Micromechanical sensors are used in various technical applications, for example, as motion sensors for detecting the instantaneous acceleration or yaw rate. These motion sensors are frequently based on microelectromechanical systems (MEMS) which may be read out capacitively, in which the motion of a seismic mass is converted with the aid of a suitable electrode system into a measurable capacitance change. Corresponding electrodes may also be used for the capacitive excitation of the motion of the seismic mass.
The sensitivity of microelectromechanical sensors is a function of various parameters, which may be controlled to varying extents in the manufacturing method. Scattering in the manufacturing process thus frequently results in deviations in the desired geometry of a sensor structure, whereby the response behavior of the sensor may be negatively influenced.
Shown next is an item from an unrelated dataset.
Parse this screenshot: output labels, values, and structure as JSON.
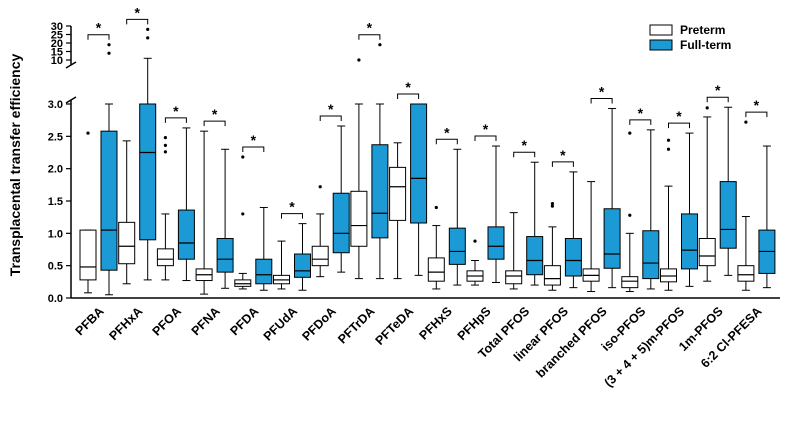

For example, the process-related variation in the edge loss or thickness variations of the produced layers come into consideration as error sources. The latter determine the height and the spacing of the produced structures. Thus, for example, the measuring sensitivity of a capacitive sensor is decisively a function of the spacing of the sensor electrodes, which, in the case of a z-acceleration sensor designed as a rocker (out-of-plane sensor element), is typically set with the aid of a spacer layer, which is produced as a sacrificial layer and removed again after the sensor body is finished. Since the spacer layer thickness may only be established with inadequate precision in the manufacturing process, the spacing of the two measuring electrodes of the sensor varies, and therefore also its measuring sensitivity from sensor to sensor. Because of these sensitivity variations, complex mechanical compensation methods must be performed in the respective sensors, the typical accelerations having to be applied to each sensor and the internal amplification pathways having to be adapted on the basis of the particular sensor response.
Alternatively, all process controls, such as the thickness of the individual layers or the edge loss (the difference between the width of a structure provided in the layout and the structure width actually achieved after the processing), must be known as much as possible, so that their effects on the functional parameters may be compensated for by computer.
The prior test methods do not allow certain processing parameters for the sensitivity compensation of a z-acceleration sensor, in particular the sacrificial layer thickness, to be determined with sufficient precision.
It is therefore an object of the present invention to provide a test structure which may be integrated into the sensor core, and which allows a precise determination of the thickness of a spacer layer.